Hoje o Polo, infelizmente, já não está entre nós! Morreu atropelado à frente da casa que o havia recebido e que tanto carinho e ternura lhe dispensara.
Os dias continuam quentes e luminosos. A chuva que me acompanhou no inicío desta campanha, parece ter desaparecido totalmente.
Agora bate uma canícula imponente.
Comecei cedo, hoje! Ainda o sol não acordara e já estava no olival a aguardar que o dia clareasse.
Assim que a luz pareceu suficiente, lancei-me ao trabalho com afinco. Para só terminar já muito perto das oito da noite. Foi muito mais do que o velhíssimo "sol-a-sol", tantas vezes apregoados pelos mais velhos.

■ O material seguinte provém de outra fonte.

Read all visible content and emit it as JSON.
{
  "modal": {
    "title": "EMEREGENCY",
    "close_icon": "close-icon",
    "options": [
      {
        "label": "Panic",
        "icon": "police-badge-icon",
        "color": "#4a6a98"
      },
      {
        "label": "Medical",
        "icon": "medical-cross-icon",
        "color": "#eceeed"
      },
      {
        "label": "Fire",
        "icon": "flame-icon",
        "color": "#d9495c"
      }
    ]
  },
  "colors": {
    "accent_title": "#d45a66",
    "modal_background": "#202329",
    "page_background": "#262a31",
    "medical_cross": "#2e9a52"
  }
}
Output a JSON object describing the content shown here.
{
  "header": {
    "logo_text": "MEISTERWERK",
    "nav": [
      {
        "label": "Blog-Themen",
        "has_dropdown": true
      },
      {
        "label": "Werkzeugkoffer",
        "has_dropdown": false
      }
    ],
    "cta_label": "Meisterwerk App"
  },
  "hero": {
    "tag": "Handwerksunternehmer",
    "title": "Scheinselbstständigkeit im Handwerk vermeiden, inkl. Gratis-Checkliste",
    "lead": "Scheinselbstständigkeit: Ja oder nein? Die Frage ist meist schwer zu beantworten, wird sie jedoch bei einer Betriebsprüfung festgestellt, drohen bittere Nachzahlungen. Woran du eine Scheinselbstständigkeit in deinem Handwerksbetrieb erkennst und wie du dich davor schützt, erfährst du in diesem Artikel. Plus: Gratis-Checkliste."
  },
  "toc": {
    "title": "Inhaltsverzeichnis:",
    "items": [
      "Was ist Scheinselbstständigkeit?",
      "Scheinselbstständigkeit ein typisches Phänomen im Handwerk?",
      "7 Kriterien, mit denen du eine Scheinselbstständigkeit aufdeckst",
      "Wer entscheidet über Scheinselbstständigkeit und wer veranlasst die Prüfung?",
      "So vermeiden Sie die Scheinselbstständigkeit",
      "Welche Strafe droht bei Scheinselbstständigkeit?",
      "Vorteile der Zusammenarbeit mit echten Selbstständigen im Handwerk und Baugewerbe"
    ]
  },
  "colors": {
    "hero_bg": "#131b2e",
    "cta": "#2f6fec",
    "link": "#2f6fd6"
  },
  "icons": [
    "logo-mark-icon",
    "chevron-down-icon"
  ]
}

Estes dias tornam-se duros... muito duros. Principalmnte para quem não está habituado.
Como não jogo nos jogos de sorte ou azar nunca serei contemplado com algum prémio. Portanto jamais serei rico... pelo menos dessa forma!
Todavia há tentações... E se uma delas me impelisse para jogar e fosse contemplado, entre algumas diferentes coisas que faria, uma delas seria, certamente, comprar um carro.

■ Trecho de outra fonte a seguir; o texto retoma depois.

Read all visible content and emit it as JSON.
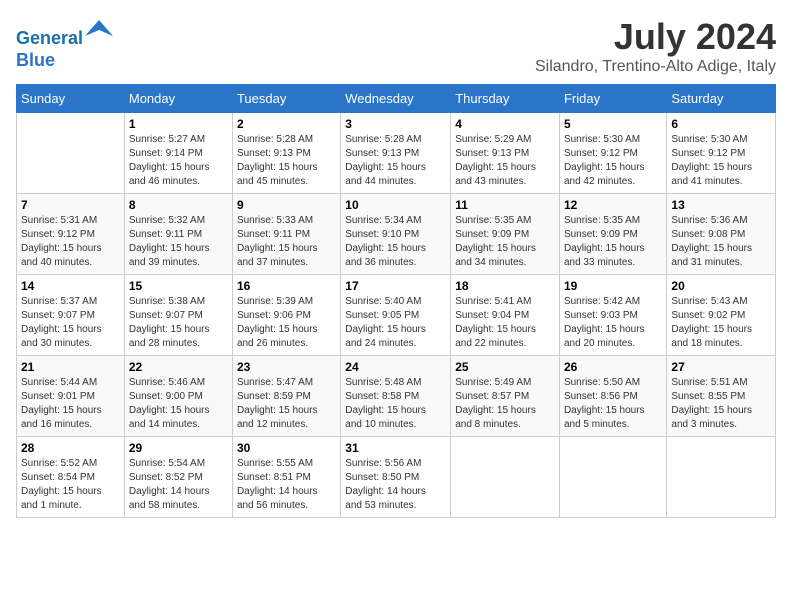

Eu bem sei que isso é o que diz toda a gente, só que eu quero um carro muito especial. A marca é francesa e o modelo antigo. Digo mesmo que é uma daqueles carripanas que não tem idade e que serve todos as faixas etárias.

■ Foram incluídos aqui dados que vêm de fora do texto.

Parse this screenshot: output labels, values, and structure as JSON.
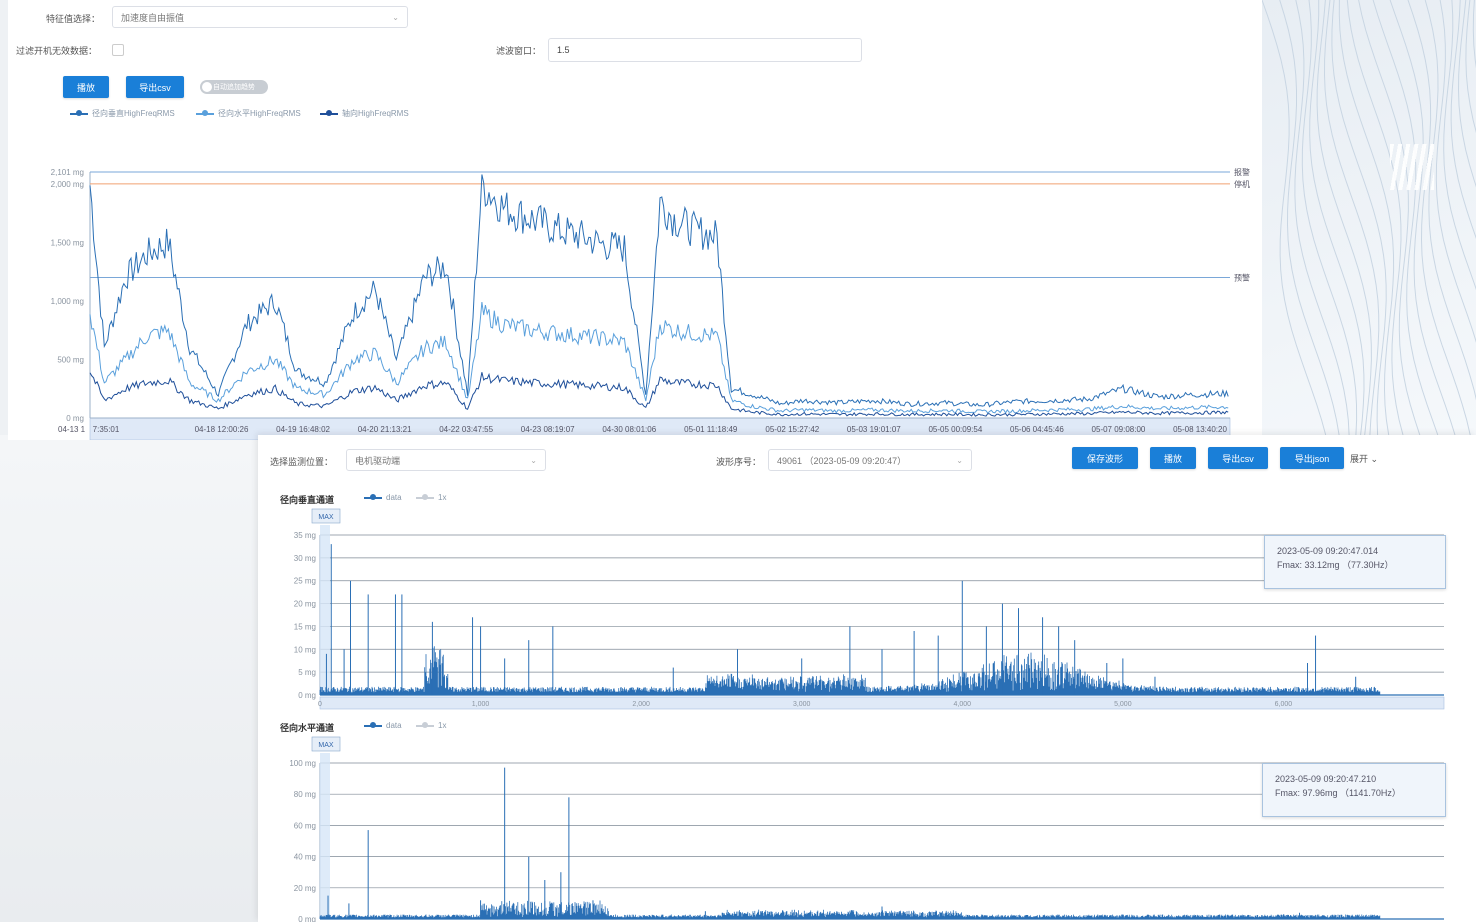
{
  "top": {
    "feature_label": "特征值选择：",
    "feature_value": "加速度自由振值",
    "filter_label": "过滤开机无效数据：",
    "window_label": "滤波窗口：",
    "window_value": "1.5",
    "buttons": [
      "播放",
      "导出csv"
    ],
    "toggle_label": "自动追加趋势",
    "legend": [
      {
        "name": "径向垂直HighFreqRMS",
        "color": "#2a6fb5"
      },
      {
        "name": "径向水平HighFreqRMS",
        "color": "#5aa0dc"
      },
      {
        "name": "轴向HighFreqRMS",
        "color": "#1f4f9a"
      }
    ],
    "right_labels": [
      "报警",
      "停机",
      "预警"
    ]
  },
  "bottom": {
    "position_label": "选择监测位置：",
    "position_value": "电机驱动端",
    "wave_label": "波形序号：",
    "wave_value": "49061 （2023-05-09 09:20:47）",
    "buttons": [
      "保存波形",
      "播放",
      "导出csv",
      "导出json"
    ],
    "expand_label": "展开",
    "chart1": {
      "title": "径向垂直通道",
      "legend": [
        "data",
        "1x"
      ],
      "zoom_label": "MAX",
      "tooltip_time": "2023-05-09 09:20:47.014",
      "tooltip_fmax": "Fmax: 33.12mg （77.30Hz）"
    },
    "chart2": {
      "title": "径向水平通道",
      "legend": [
        "data",
        "1x"
      ],
      "zoom_label": "MAX",
      "tooltip_time": "2023-05-09 09:20:47.210",
      "tooltip_fmax": "Fmax: 97.96mg （1141.70Hz）"
    }
  },
  "chart_data": [
    {
      "type": "line",
      "title": "",
      "y_ticks": [
        "0 mg",
        "500 mg",
        "1,000 mg",
        "1,500 mg",
        "2,000 mg",
        "2,101 mg"
      ],
      "ylim": [
        0,
        2101
      ],
      "x_ticks": [
        "04-13 1",
        "7:35:01",
        "04-18 12:00:26",
        "04-19 16:48:02",
        "04-20 21:13:21",
        "04-22 03:47:55",
        "04-23 08:19:07",
        "04-30 08:01:06",
        "05-01 11:18:49",
        "05-02 15:27:42",
        "05-03 19:01:07",
        "05-05 00:09:54",
        "05-06 04:45:46",
        "05-07 09:08:00",
        "05-08 13:40:20"
      ],
      "thresholds": [
        {
          "label": "报警",
          "value": 2101,
          "color": "#7aa7d8"
        },
        {
          "label": "停机",
          "value": 2000,
          "color": "#f0a070"
        },
        {
          "label": "预警",
          "value": 1200,
          "color": "#7aa7d8"
        }
      ],
      "series": [
        {
          "name": "径向垂直HighFreqRMS",
          "color": "#2a6fb5",
          "segments": [
            [
              0,
              1990
            ],
            [
              2,
              600
            ],
            [
              5,
              1200
            ],
            [
              8,
              1400
            ],
            [
              11,
              1500
            ],
            [
              14,
              600
            ],
            [
              18,
              200
            ],
            [
              22,
              800
            ],
            [
              26,
              1000
            ],
            [
              29,
              400
            ],
            [
              33,
              300
            ],
            [
              37,
              900
            ],
            [
              40,
              1100
            ],
            [
              43,
              500
            ],
            [
              47,
              1200
            ],
            [
              50,
              1300
            ],
            [
              53,
              200
            ],
            [
              55,
              2000
            ],
            [
              58,
              1800
            ],
            [
              62,
              1700
            ],
            [
              66,
              1600
            ],
            [
              69,
              1550
            ],
            [
              72,
              1480
            ],
            [
              75,
              1450
            ],
            [
              78,
              200
            ],
            [
              80,
              1850
            ],
            [
              82,
              1700
            ],
            [
              85,
              1600
            ],
            [
              88,
              1550
            ],
            [
              90,
              250
            ],
            [
              93,
              200
            ],
            [
              97,
              120
            ],
            [
              100,
              150
            ],
            [
              105,
              130
            ],
            [
              110,
              150
            ],
            [
              115,
              120
            ],
            [
              120,
              130
            ],
            [
              125,
              110
            ],
            [
              130,
              140
            ],
            [
              135,
              150
            ],
            [
              140,
              160
            ],
            [
              145,
              250
            ],
            [
              150,
              180
            ],
            [
              155,
              200
            ],
            [
              160,
              210
            ]
          ]
        },
        {
          "name": "径向水平HighFreqRMS",
          "color": "#5aa0dc",
          "segments": [
            [
              0,
              900
            ],
            [
              2,
              300
            ],
            [
              5,
              500
            ],
            [
              8,
              700
            ],
            [
              11,
              750
            ],
            [
              14,
              300
            ],
            [
              18,
              150
            ],
            [
              22,
              400
            ],
            [
              26,
              500
            ],
            [
              29,
              250
            ],
            [
              33,
              200
            ],
            [
              37,
              500
            ],
            [
              40,
              550
            ],
            [
              43,
              300
            ],
            [
              47,
              600
            ],
            [
              50,
              650
            ],
            [
              53,
              150
            ],
            [
              55,
              900
            ],
            [
              58,
              800
            ],
            [
              62,
              750
            ],
            [
              66,
              720
            ],
            [
              69,
              700
            ],
            [
              72,
              680
            ],
            [
              75,
              650
            ],
            [
              78,
              150
            ],
            [
              80,
              800
            ],
            [
              82,
              750
            ],
            [
              85,
              720
            ],
            [
              88,
              700
            ],
            [
              90,
              150
            ],
            [
              93,
              100
            ],
            [
              97,
              60
            ],
            [
              100,
              70
            ],
            [
              105,
              60
            ],
            [
              110,
              70
            ],
            [
              115,
              60
            ],
            [
              120,
              65
            ],
            [
              125,
              55
            ],
            [
              130,
              60
            ],
            [
              135,
              70
            ],
            [
              140,
              75
            ],
            [
              145,
              100
            ],
            [
              150,
              80
            ],
            [
              155,
              90
            ],
            [
              160,
              95
            ]
          ]
        },
        {
          "name": "轴向HighFreqRMS",
          "color": "#1f4f9a",
          "segments": [
            [
              0,
              400
            ],
            [
              2,
              150
            ],
            [
              5,
              250
            ],
            [
              8,
              300
            ],
            [
              11,
              320
            ],
            [
              14,
              150
            ],
            [
              18,
              80
            ],
            [
              22,
              200
            ],
            [
              26,
              250
            ],
            [
              29,
              120
            ],
            [
              33,
              100
            ],
            [
              37,
              230
            ],
            [
              40,
              260
            ],
            [
              43,
              150
            ],
            [
              47,
              280
            ],
            [
              50,
              300
            ],
            [
              53,
              80
            ],
            [
              55,
              350
            ],
            [
              58,
              320
            ],
            [
              62,
              300
            ],
            [
              66,
              290
            ],
            [
              69,
              280
            ],
            [
              72,
              270
            ],
            [
              75,
              260
            ],
            [
              78,
              80
            ],
            [
              80,
              330
            ],
            [
              82,
              300
            ],
            [
              85,
              290
            ],
            [
              88,
              280
            ],
            [
              90,
              80
            ],
            [
              93,
              50
            ],
            [
              97,
              30
            ],
            [
              100,
              35
            ],
            [
              105,
              30
            ],
            [
              110,
              35
            ],
            [
              115,
              30
            ],
            [
              120,
              32
            ],
            [
              125,
              28
            ],
            [
              130,
              30
            ],
            [
              135,
              35
            ],
            [
              140,
              38
            ],
            [
              145,
              50
            ],
            [
              150,
              40
            ],
            [
              155,
              45
            ],
            [
              160,
              48
            ]
          ]
        }
      ]
    },
    {
      "type": "bar",
      "title": "径向垂直通道",
      "y_ticks": [
        "0 mg",
        "5 mg",
        "10 mg",
        "15 mg",
        "20 mg",
        "25 mg",
        "30 mg",
        "35 mg"
      ],
      "ylim": [
        0,
        35
      ],
      "x_ticks": [
        "0",
        "1,000",
        "2,000",
        "3,000",
        "4,000",
        "5,000",
        "6,000"
      ],
      "xlim": [
        0,
        7000
      ],
      "peaks": [
        [
          40,
          9
        ],
        [
          70,
          33
        ],
        [
          150,
          10
        ],
        [
          190,
          25
        ],
        [
          300,
          22
        ],
        [
          470,
          22
        ],
        [
          510,
          22
        ],
        [
          700,
          16
        ],
        [
          950,
          17
        ],
        [
          1000,
          15
        ],
        [
          1150,
          8
        ],
        [
          1300,
          12
        ],
        [
          1450,
          15
        ],
        [
          2200,
          6
        ],
        [
          2600,
          10
        ],
        [
          3000,
          8
        ],
        [
          3300,
          15
        ],
        [
          3500,
          10
        ],
        [
          3700,
          14
        ],
        [
          3850,
          13
        ],
        [
          4000,
          25
        ],
        [
          4150,
          15
        ],
        [
          4250,
          20
        ],
        [
          4350,
          19
        ],
        [
          4500,
          17
        ],
        [
          4600,
          15
        ],
        [
          4700,
          12
        ],
        [
          4900,
          7
        ],
        [
          5200,
          4
        ],
        [
          5000,
          8
        ],
        [
          6150,
          7
        ],
        [
          6200,
          13
        ],
        [
          6450,
          4
        ]
      ],
      "peak_value": 33.12,
      "peak_freq": 77.3
    },
    {
      "type": "bar",
      "title": "径向水平通道",
      "y_ticks": [
        "0 mg",
        "20 mg",
        "40 mg",
        "60 mg",
        "80 mg",
        "100 mg"
      ],
      "ylim": [
        0,
        100
      ],
      "xlim": [
        0,
        7000
      ],
      "peaks": [
        [
          50,
          15
        ],
        [
          180,
          10
        ],
        [
          300,
          57
        ],
        [
          1150,
          97
        ],
        [
          1300,
          40
        ],
        [
          1400,
          25
        ],
        [
          1500,
          30
        ],
        [
          1550,
          78
        ],
        [
          1700,
          12
        ],
        [
          1000,
          12
        ],
        [
          2400,
          5
        ],
        [
          3500,
          8
        ],
        [
          5000,
          3
        ],
        [
          6000,
          3
        ],
        [
          6100,
          4
        ]
      ],
      "peak_value": 97.96,
      "peak_freq": 1141.7
    }
  ]
}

Falo obviamente do Renault 4. Um modelo já em desuso e descontinuado pela fábrica francesa, mas que ainda anda nas nossas estradas com a competência devida.
Esta é uma daquelas viaturas que me fariam imensamente feliz. Nunca soube explicar o porquê, mas que gosto muito deste carro, isso é verdade.
Não me lembro de ter apanhado tanta azeitona num só dia. Vinte e cinco sacos... Uma estupidez em bagos negros e verdes (havia um pouco de tudo).
Colocava-me eu estrategicamente debaixo de uma oliveira e a "olhómetro" calculava o que iria dar.
Jamais acertei... Deu sempre mais... Muito mais!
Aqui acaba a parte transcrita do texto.